Jun 13, 2020 NLG Comments

Pre-training objectives tailored for abstractive text summarization have not been explored. We propose pre-training large Transformer-based encoder-decoder models on massive text corpora with a new selfsupervised objective.
In PEGASUS, important sentences are removed/masked from an input document and are generated together as one output sequence from the remaining sentences, similar to an extractive summary.
We evaluated our best PEGASUS model on 12 downstream summarization tasks spanning news, science, stories, instructions, emails, patents, and legislative bills.
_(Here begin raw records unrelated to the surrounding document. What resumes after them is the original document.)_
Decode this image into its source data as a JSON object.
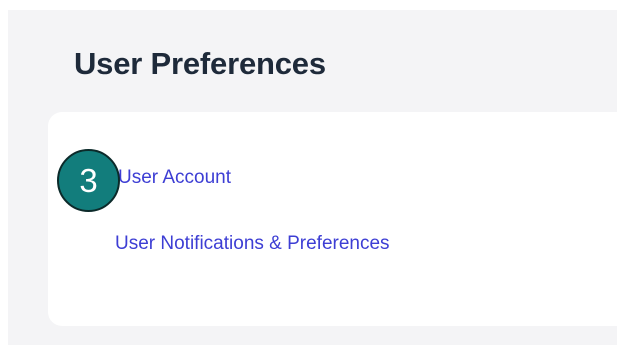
{
  "page": {
    "title": "User Preferences"
  },
  "links": {
    "user_account": "User Account",
    "user_notifications": "User Notifications & Preferences"
  },
  "step_badge": {
    "number": "3"
  },
  "colors": {
    "background": "#f4f4f6",
    "card": "#ffffff",
    "title": "#1e2a3a",
    "link": "#3d3ed4",
    "badge": "#127d7c"
  }
}
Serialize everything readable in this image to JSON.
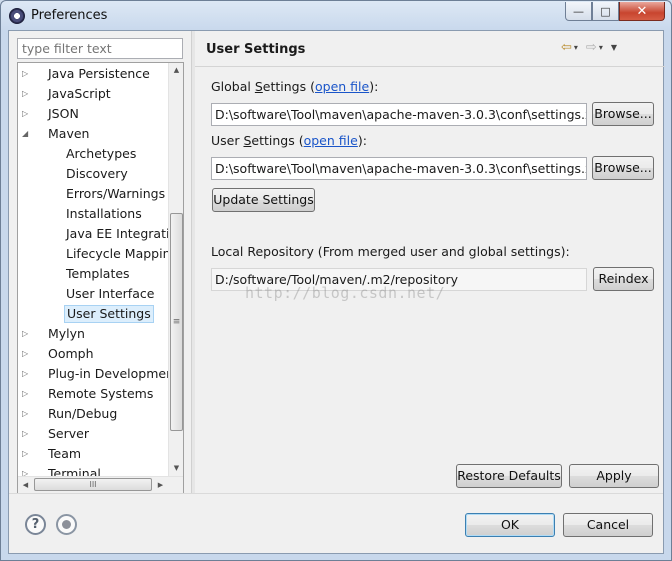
{
  "window": {
    "title": "Preferences",
    "controls": {
      "minimize": "—",
      "maximize": "□",
      "close": "✕"
    }
  },
  "sidebar": {
    "filter_placeholder": "type filter text",
    "items": [
      {
        "label": "Java Persistence",
        "level": 0,
        "state": "collapsed"
      },
      {
        "label": "JavaScript",
        "level": 0,
        "state": "collapsed"
      },
      {
        "label": "JSON",
        "level": 0,
        "state": "collapsed"
      },
      {
        "label": "Maven",
        "level": 0,
        "state": "expanded"
      },
      {
        "label": "Archetypes",
        "level": 1
      },
      {
        "label": "Discovery",
        "level": 1
      },
      {
        "label": "Errors/Warnings",
        "level": 1
      },
      {
        "label": "Installations",
        "level": 1
      },
      {
        "label": "Java EE Integration",
        "level": 1
      },
      {
        "label": "Lifecycle Mappings",
        "level": 1
      },
      {
        "label": "Templates",
        "level": 1
      },
      {
        "label": "User Interface",
        "level": 1
      },
      {
        "label": "User Settings",
        "level": 1,
        "selected": true
      },
      {
        "label": "Mylyn",
        "level": 0,
        "state": "collapsed"
      },
      {
        "label": "Oomph",
        "level": 0,
        "state": "collapsed"
      },
      {
        "label": "Plug-in Development",
        "level": 0,
        "state": "collapsed"
      },
      {
        "label": "Remote Systems",
        "level": 0,
        "state": "collapsed"
      },
      {
        "label": "Run/Debug",
        "level": 0,
        "state": "collapsed"
      },
      {
        "label": "Server",
        "level": 0,
        "state": "collapsed"
      },
      {
        "label": "Team",
        "level": 0,
        "state": "collapsed"
      },
      {
        "label": "Terminal",
        "level": 0,
        "state": "collapsed"
      }
    ],
    "scroll_glyphs": {
      "up": "▲",
      "down": "▼",
      "left": "◀",
      "right": "▶",
      "vgrip": "≡",
      "hgrip": "III"
    }
  },
  "page": {
    "title": "User Settings",
    "nav": {
      "back": "⇦",
      "forward": "⇨",
      "dropdown": "▾",
      "menu": "▼"
    },
    "global_settings": {
      "label_prefix": "Global ",
      "label_mnemonic": "S",
      "label_rest": "ettings (",
      "link": "open file",
      "label_suffix": "):",
      "value": "D:\\software\\Tool\\maven\\apache-maven-3.0.3\\conf\\settings.xml",
      "browse": "Browse..."
    },
    "user_settings": {
      "label_prefix": "User ",
      "label_mnemonic": "S",
      "label_rest": "ettings (",
      "link": "open file",
      "label_suffix": "):",
      "value": "D:\\software\\Tool\\maven\\apache-maven-3.0.3\\conf\\settings.xml",
      "browse": "Browse..."
    },
    "update_settings": "Update Settings",
    "local_repository": {
      "label": "Local Repository (From merged user and global settings):",
      "value": "D:/software/Tool/maven/.m2/repository",
      "reindex": "Reindex"
    },
    "watermark": "http://blog.csdn.net/",
    "restore_defaults": "Restore Defaults",
    "apply": "Apply"
  },
  "footer": {
    "help_icon": "?",
    "ok": "OK",
    "cancel": "Cancel"
  }
}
Achieved SoTA based on ROGUE scores.

Gap Sentence Generation

We find that masking whole sentences from a document and generating these gap-sentences from the rest of the document works well as a pre-training objective for downstream summarization tasks. In particular, choosing putatively important sentences outperforms lead or randomly selected ones.
We hypothesize this objective is suitable for abstractive summarization as it closely resembles the downstream task, encouraging whole-document understanding and summary-like generation. We call this self-supervised objective Gap Sentences Generation (GSG).
Top sentences are chosen based on Rouge-F1 scores - they can be scored individually (IND) or sequentially (Seq). When calculating ROUGE1-F1, we also consider n-grams as a set (Uniq) instead of double-counting identical n-grams as in the original implementation (Orig).

MLM

Same as BERT
However, we found that MLM does not improve downstream tasks at large number of pre-training steps (section 6.1.2), and chose not to include MLM in the final model PEGASUS_LARGE (section 6.2).